We have already discussed the flaws in this argument. When the language of the grandfather clause is read in light of § 5 of TWEA and the structure of the Cuban Assets Control Regulations in effect on July 1, 1977, it becomes clear that the President’s authority to regulate all property transactions with Cuba and Cuban nationals, including travel-related transactions, was being “used” on the relevant date. One might argue that the phrase “uses of authorities” is somehow narrower than the phrase “authorities . . . being exercised” and that the former refers only to specific restrictions. But even if such an argument does not parse concepts too finely, the fact remains that the latter phrase, not the former, was enacted into law.

See, e. g., H. R. Rep.
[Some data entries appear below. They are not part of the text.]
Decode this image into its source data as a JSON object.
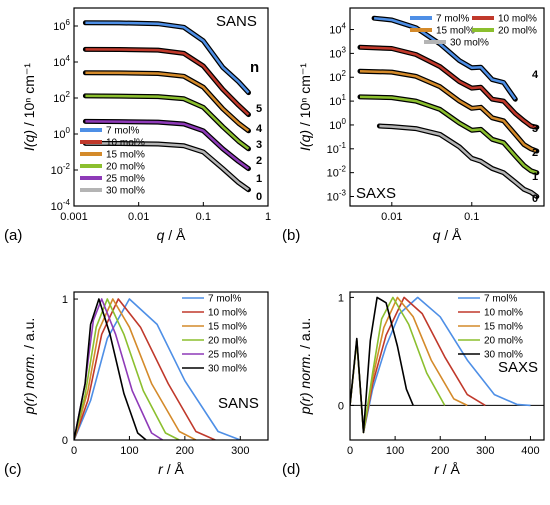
{
  "chart_data": [
    {
      "type": "line",
      "panel_label": "(a)",
      "tag": "SANS",
      "xlabel_i": "q",
      "xlabel_unit": " / Å",
      "ylabel_i": "I(q)",
      "ylabel_unit": " / 10ⁿ cm⁻¹",
      "xscale": "log",
      "yscale": "log",
      "xlim": [
        0.001,
        1
      ],
      "ylim": [
        0.0001,
        10000000
      ],
      "x_ticks": [
        {
          "v": 0.001,
          "t": "0.001"
        },
        {
          "v": 0.01,
          "t": "0.01"
        },
        {
          "v": 0.1,
          "t": "0.1"
        },
        {
          "v": 1,
          "t": "1"
        }
      ],
      "y_ticks": [
        {
          "v": 0.0001,
          "b": "10",
          "e": "-4"
        },
        {
          "v": 0.01,
          "b": "10",
          "e": "-2"
        },
        {
          "v": 1,
          "b": "10",
          "e": "0"
        },
        {
          "v": 100,
          "b": "10",
          "e": "2"
        },
        {
          "v": 10000,
          "b": "10",
          "e": "4"
        },
        {
          "v": 1000000,
          "b": "10",
          "e": "6"
        }
      ],
      "n_header": "n",
      "n_labels": [
        "5",
        "4",
        "3",
        "2",
        "1",
        "0"
      ],
      "legend_placement": "bottom-left",
      "series": [
        {
          "name": "7 mol%",
          "color": "#4e8fe6",
          "plateau": 1500000,
          "n": "5",
          "x": [
            0.0015,
            0.005,
            0.02,
            0.05,
            0.1,
            0.2,
            0.35,
            0.5
          ],
          "y": [
            1500000,
            1480000,
            1350000,
            850000,
            150000,
            5000,
            800,
            200
          ]
        },
        {
          "name": "10 mol%",
          "color": "#c0392b",
          "plateau": 50000,
          "n": "4",
          "x": [
            0.0015,
            0.005,
            0.02,
            0.05,
            0.1,
            0.2,
            0.35,
            0.5
          ],
          "y": [
            50000,
            49500,
            46000,
            30000,
            6000,
            300,
            40,
            12
          ]
        },
        {
          "name": "15 mol%",
          "color": "#d48a2a",
          "plateau": 2500,
          "n": "3",
          "x": [
            0.0015,
            0.005,
            0.02,
            0.05,
            0.1,
            0.2,
            0.35,
            0.5
          ],
          "y": [
            2500,
            2480,
            2300,
            1600,
            400,
            25,
            4,
            1.5
          ]
        },
        {
          "name": "20 mol%",
          "color": "#8bbf2e",
          "plateau": 130,
          "n": "2",
          "x": [
            0.0015,
            0.005,
            0.02,
            0.05,
            0.1,
            0.2,
            0.35,
            0.5
          ],
          "y": [
            130,
            128,
            120,
            90,
            30,
            2.5,
            0.4,
            0.15
          ]
        },
        {
          "name": "25 mol%",
          "color": "#8e3ab8",
          "plateau": 5,
          "n": "1",
          "x": [
            0.0015,
            0.005,
            0.02,
            0.05,
            0.1,
            0.2,
            0.35,
            0.5
          ],
          "y": [
            5,
            4.9,
            4.6,
            3.6,
            1.5,
            0.15,
            0.03,
            0.012
          ]
        },
        {
          "name": "30 mol%",
          "color": "#b4b4b4",
          "plateau": 0.3,
          "n": "0",
          "x": [
            0.0015,
            0.005,
            0.02,
            0.05,
            0.1,
            0.2,
            0.35,
            0.5
          ],
          "y": [
            0.3,
            0.295,
            0.28,
            0.22,
            0.1,
            0.012,
            0.002,
            0.0008
          ]
        }
      ]
    },
    {
      "type": "line",
      "panel_label": "(b)",
      "tag": "SAXS",
      "xlabel_i": "q",
      "xlabel_unit": " / Å",
      "ylabel_i": "I(q)",
      "ylabel_unit": " / 10ⁿ cm⁻¹",
      "xscale": "log",
      "yscale": "log",
      "xlim": [
        0.003,
        0.8
      ],
      "ylim": [
        0.0004,
        80000
      ],
      "x_ticks": [
        {
          "v": 0.01,
          "t": "0.01"
        },
        {
          "v": 0.1,
          "t": "0.1"
        }
      ],
      "y_ticks": [
        {
          "v": 0.001,
          "b": "10",
          "e": "-3"
        },
        {
          "v": 0.01,
          "b": "10",
          "e": "-2"
        },
        {
          "v": 0.1,
          "b": "10",
          "e": "-1"
        },
        {
          "v": 1,
          "b": "10",
          "e": "0"
        },
        {
          "v": 10,
          "b": "10",
          "e": "1"
        },
        {
          "v": 100,
          "b": "10",
          "e": "2"
        },
        {
          "v": 1000,
          "b": "10",
          "e": "3"
        },
        {
          "v": 10000,
          "b": "10",
          "e": "4"
        }
      ],
      "n_labels": [
        "4",
        "3",
        "2",
        "1",
        "0"
      ],
      "legend_placement": "top-right",
      "series": [
        {
          "name": "7 mol%",
          "color": "#4e8fe6",
          "n": "4",
          "x": [
            0.006,
            0.01,
            0.02,
            0.04,
            0.07,
            0.1,
            0.13,
            0.18,
            0.25,
            0.3,
            0.35
          ],
          "y": [
            30000,
            25000,
            12000,
            2500,
            500,
            250,
            260,
            80,
            60,
            25,
            12
          ]
        },
        {
          "name": "10 mol%",
          "color": "#c0392b",
          "n": "3",
          "x": [
            0.004,
            0.01,
            0.02,
            0.04,
            0.07,
            0.1,
            0.13,
            0.18,
            0.25,
            0.35,
            0.45,
            0.55,
            0.65
          ],
          "y": [
            1800,
            1600,
            900,
            280,
            65,
            35,
            38,
            12,
            10,
            3,
            1.5,
            0.9,
            0.8
          ]
        },
        {
          "name": "15 mol%",
          "color": "#d48a2a",
          "n": "2",
          "x": [
            0.004,
            0.01,
            0.02,
            0.04,
            0.07,
            0.1,
            0.13,
            0.18,
            0.25,
            0.35,
            0.45,
            0.55,
            0.65
          ],
          "y": [
            180,
            165,
            110,
            40,
            10,
            5,
            5.5,
            2,
            1.5,
            0.4,
            0.15,
            0.1,
            0.08
          ]
        },
        {
          "name": "20 mol%",
          "color": "#8bbf2e",
          "n": "1",
          "x": [
            0.004,
            0.01,
            0.02,
            0.04,
            0.07,
            0.1,
            0.13,
            0.18,
            0.25,
            0.35,
            0.45,
            0.55,
            0.65
          ],
          "y": [
            15,
            14,
            10,
            4.5,
            1.2,
            0.6,
            0.65,
            0.25,
            0.18,
            0.05,
            0.02,
            0.012,
            0.01
          ]
        },
        {
          "name": "30 mol%",
          "color": "#b4b4b4",
          "n": "0",
          "x": [
            0.007,
            0.01,
            0.02,
            0.04,
            0.07,
            0.1,
            0.13,
            0.18,
            0.25,
            0.35,
            0.45,
            0.55,
            0.65
          ],
          "y": [
            0.9,
            0.85,
            0.7,
            0.4,
            0.12,
            0.04,
            0.03,
            0.015,
            0.01,
            0.004,
            0.002,
            0.0015,
            0.001
          ]
        }
      ]
    },
    {
      "type": "line",
      "panel_label": "(c)",
      "tag": "SANS",
      "xlabel_i": "r",
      "xlabel_unit": " / Å",
      "ylabel_i": "p(r)",
      "ylabel_unit": " norm.",
      "ylabel_unit_i": " / a.u.",
      "xlim": [
        0,
        350
      ],
      "ylim": [
        0,
        1.05
      ],
      "x_ticks": [
        {
          "v": 0,
          "t": "0"
        },
        {
          "v": 100,
          "t": "100"
        },
        {
          "v": 200,
          "t": "200"
        },
        {
          "v": 300,
          "t": "300"
        }
      ],
      "y_ticks": [
        {
          "v": 0,
          "t": "0"
        },
        {
          "v": 1,
          "t": "1"
        }
      ],
      "legend_placement": "top-right",
      "series": [
        {
          "name": "7 mol%",
          "color": "#4e8fe6",
          "x": [
            0,
            30,
            60,
            100,
            150,
            200,
            260,
            300
          ],
          "y": [
            0,
            0.28,
            0.72,
            1.0,
            0.82,
            0.42,
            0.06,
            0
          ]
        },
        {
          "name": "10 mol%",
          "color": "#c0392b",
          "x": [
            0,
            25,
            50,
            80,
            120,
            170,
            220,
            255
          ],
          "y": [
            0,
            0.28,
            0.75,
            1.0,
            0.8,
            0.4,
            0.06,
            0
          ]
        },
        {
          "name": "15 mol%",
          "color": "#d48a2a",
          "x": [
            0,
            25,
            45,
            70,
            100,
            140,
            190,
            220
          ],
          "y": [
            0,
            0.35,
            0.78,
            1.0,
            0.8,
            0.4,
            0.06,
            0
          ]
        },
        {
          "name": "20 mol%",
          "color": "#8bbf2e",
          "x": [
            0,
            20,
            40,
            60,
            90,
            125,
            165,
            190
          ],
          "y": [
            0,
            0.32,
            0.8,
            1.0,
            0.75,
            0.35,
            0.05,
            0
          ]
        },
        {
          "name": "25 mol%",
          "color": "#8e3ab8",
          "x": [
            0,
            20,
            35,
            50,
            75,
            105,
            140,
            160
          ],
          "y": [
            0,
            0.4,
            0.85,
            1.0,
            0.75,
            0.35,
            0.05,
            0
          ]
        },
        {
          "name": "30 mol%",
          "color": "#000000",
          "x": [
            0,
            20,
            30,
            45,
            65,
            90,
            115,
            130
          ],
          "y": [
            0,
            0.4,
            0.82,
            1.0,
            0.75,
            0.33,
            0.05,
            0
          ]
        }
      ]
    },
    {
      "type": "line",
      "panel_label": "(d)",
      "tag": "SAXS",
      "xlabel_i": "r",
      "xlabel_unit": " / Å",
      "ylabel_i": "p(r)",
      "ylabel_unit": " norm.",
      "ylabel_unit_i": " / a.u.",
      "xlim": [
        0,
        430
      ],
      "ylim": [
        -0.32,
        1.05
      ],
      "x_ticks": [
        {
          "v": 0,
          "t": "0"
        },
        {
          "v": 100,
          "t": "100"
        },
        {
          "v": 200,
          "t": "200"
        },
        {
          "v": 300,
          "t": "300"
        },
        {
          "v": 400,
          "t": "400"
        }
      ],
      "y_ticks": [
        {
          "v": 0,
          "t": "0"
        },
        {
          "v": 1,
          "t": "1"
        }
      ],
      "legend_placement": "top-right",
      "series": [
        {
          "name": "7 mol%",
          "color": "#4e8fe6",
          "x": [
            0,
            15,
            30,
            50,
            80,
            110,
            150,
            200,
            260,
            320,
            370,
            400
          ],
          "y": [
            0,
            0.6,
            -0.25,
            0.15,
            0.55,
            0.85,
            1.0,
            0.82,
            0.42,
            0.1,
            0.01,
            0
          ]
        },
        {
          "name": "10 mol%",
          "color": "#c0392b",
          "x": [
            0,
            15,
            30,
            50,
            80,
            120,
            160,
            210,
            260,
            300
          ],
          "y": [
            0,
            0.6,
            -0.25,
            0.2,
            0.65,
            1.0,
            0.85,
            0.45,
            0.1,
            0
          ]
        },
        {
          "name": "15 mol%",
          "color": "#d48a2a",
          "x": [
            0,
            15,
            30,
            50,
            75,
            105,
            140,
            180,
            230,
            260
          ],
          "y": [
            0,
            0.6,
            -0.25,
            0.25,
            0.72,
            1.0,
            0.82,
            0.42,
            0.06,
            0
          ]
        },
        {
          "name": "20 mol%",
          "color": "#8bbf2e",
          "x": [
            0,
            15,
            30,
            50,
            70,
            95,
            130,
            170,
            210
          ],
          "y": [
            0,
            0.6,
            -0.25,
            0.3,
            0.8,
            1.0,
            0.75,
            0.3,
            0
          ]
        },
        {
          "name": "30 mol%",
          "color": "#000000",
          "x": [
            0,
            15,
            30,
            45,
            60,
            80,
            105,
            125,
            140
          ],
          "y": [
            0,
            0.62,
            -0.25,
            0.6,
            1.0,
            0.95,
            0.55,
            0.15,
            0
          ]
        }
      ]
    }
  ]
}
No. 95-459, pp. 1, 7, 10, 12-13 (1977); S. Rep. No. 95-466, pp. 1, 4 (1977); Emergency Controls Hearings, at 207 (remarks of Rep. Bingham); id., at 147-148 (remarks of Mr. Majak), id., at 168 (remarks of Rep. Cavanaugh); Markup, at 7 (prepared statement of Rep. Bingham); id., at 21 (remarks of Rep. Cavanaugh); 123 Cong.1 Rec. 22476 (1977) (remarks of Rep. Bingham).

There are even explicit statements in the legislative history that the regulation of travel-related transactions was among the “authorities being exercised with regard to Cuba . . . Emergency Controls Hearings, at 215 (remarks of Mr. Santos); id., at 197 (remarks of Mr. Majak, Staff Director of Subcommittee on International Economic Policy and Trade) (“[T]he news media, in the case of Cuba objected to the fact that they are *239subjected to a licensing process in order to travel to certain embargoed countries. That was certainly a part of the exercise of the authorities”).
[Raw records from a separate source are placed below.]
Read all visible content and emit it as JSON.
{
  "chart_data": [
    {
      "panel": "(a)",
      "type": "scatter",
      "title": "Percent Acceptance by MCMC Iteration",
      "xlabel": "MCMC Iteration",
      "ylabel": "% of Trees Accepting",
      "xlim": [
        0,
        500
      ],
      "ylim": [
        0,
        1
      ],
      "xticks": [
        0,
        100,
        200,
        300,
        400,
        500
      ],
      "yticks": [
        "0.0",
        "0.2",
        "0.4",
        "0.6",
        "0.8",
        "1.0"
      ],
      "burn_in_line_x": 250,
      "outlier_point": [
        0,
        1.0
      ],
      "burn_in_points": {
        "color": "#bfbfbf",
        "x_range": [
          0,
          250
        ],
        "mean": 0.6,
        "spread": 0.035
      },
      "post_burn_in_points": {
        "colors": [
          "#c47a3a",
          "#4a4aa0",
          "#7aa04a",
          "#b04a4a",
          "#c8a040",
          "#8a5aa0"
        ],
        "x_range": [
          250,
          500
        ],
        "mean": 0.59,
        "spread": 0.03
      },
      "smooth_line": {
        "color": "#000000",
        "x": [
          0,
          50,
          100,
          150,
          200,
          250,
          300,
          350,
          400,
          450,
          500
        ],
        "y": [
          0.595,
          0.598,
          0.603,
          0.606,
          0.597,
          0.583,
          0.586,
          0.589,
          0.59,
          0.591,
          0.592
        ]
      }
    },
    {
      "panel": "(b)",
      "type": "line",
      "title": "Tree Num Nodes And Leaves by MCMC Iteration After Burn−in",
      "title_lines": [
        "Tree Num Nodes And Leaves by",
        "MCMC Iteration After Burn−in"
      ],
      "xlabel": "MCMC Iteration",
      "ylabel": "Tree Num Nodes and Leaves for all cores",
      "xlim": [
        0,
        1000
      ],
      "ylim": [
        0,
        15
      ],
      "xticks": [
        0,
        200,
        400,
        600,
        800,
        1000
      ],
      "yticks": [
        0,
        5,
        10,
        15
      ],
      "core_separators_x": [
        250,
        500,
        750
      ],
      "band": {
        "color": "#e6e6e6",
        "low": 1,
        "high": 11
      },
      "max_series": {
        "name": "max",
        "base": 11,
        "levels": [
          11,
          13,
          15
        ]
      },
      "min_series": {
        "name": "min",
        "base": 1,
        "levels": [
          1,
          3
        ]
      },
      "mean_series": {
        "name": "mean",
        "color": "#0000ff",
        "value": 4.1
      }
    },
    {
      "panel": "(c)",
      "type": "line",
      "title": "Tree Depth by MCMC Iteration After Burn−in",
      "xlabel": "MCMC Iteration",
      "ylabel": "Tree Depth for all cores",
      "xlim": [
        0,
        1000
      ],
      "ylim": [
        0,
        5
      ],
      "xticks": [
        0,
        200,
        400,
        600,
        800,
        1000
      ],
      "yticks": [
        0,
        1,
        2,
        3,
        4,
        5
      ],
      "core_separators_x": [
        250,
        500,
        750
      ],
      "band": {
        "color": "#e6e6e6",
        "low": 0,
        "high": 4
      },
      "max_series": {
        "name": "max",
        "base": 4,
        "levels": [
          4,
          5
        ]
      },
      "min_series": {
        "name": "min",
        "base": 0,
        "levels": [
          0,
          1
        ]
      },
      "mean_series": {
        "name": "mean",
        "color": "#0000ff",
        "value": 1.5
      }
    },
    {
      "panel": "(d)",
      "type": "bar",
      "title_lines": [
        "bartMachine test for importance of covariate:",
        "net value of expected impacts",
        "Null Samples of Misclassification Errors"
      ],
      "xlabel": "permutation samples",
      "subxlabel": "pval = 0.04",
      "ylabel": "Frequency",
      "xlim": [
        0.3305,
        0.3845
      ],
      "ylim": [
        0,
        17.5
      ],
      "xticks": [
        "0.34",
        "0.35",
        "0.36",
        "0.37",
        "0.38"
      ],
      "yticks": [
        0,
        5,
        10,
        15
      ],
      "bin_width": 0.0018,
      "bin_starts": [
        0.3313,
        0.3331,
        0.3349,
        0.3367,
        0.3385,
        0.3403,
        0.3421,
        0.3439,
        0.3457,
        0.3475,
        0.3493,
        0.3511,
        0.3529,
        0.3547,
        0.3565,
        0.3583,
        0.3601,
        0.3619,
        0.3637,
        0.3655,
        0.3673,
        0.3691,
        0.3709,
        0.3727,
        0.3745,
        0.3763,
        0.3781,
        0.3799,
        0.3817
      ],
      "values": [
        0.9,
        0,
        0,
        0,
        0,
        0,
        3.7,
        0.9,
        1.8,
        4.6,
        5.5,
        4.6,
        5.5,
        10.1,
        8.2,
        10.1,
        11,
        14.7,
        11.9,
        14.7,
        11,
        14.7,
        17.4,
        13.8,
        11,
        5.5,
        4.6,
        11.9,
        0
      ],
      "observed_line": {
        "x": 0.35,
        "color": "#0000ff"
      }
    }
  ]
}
See id., at 103 (statement of Mr. Bergsten); id. at 12 (statement of Prof. Andreas F. Lowenfeld).

See Markup, at 7-8 (prepared statement of Rep. Bingham); Emergency Controls Hearings, at 207 (summary of staff draft); id. at 198 (remarks of Rep. Whalen); id., at 190-191 (remarks of Mr. Santos); id., at 168 (remarks of Rep. Bingham).

In Kent, 357 U. S., at 126-127, the constitutional right to travel within the United States and the right to travel abroad were treated indiscriminately. That position has been rejected in subsequent cases. See Haig v. Agee, 453 U. S. 280, 306 (1981) (“the freedom to travel outside the United States must be distinguished from the right to travel within the United States”); Califano v. Aznavorian, 439 U. S. 170, 176-177 (1978).

United States v. Laub, 385 U. S. 475 (1967), upon which respondents also rely, involved only a statutory question of whether an indictment properly charged a crime under the laws of the United States. In our view, the case sheds no light on the issues presented here.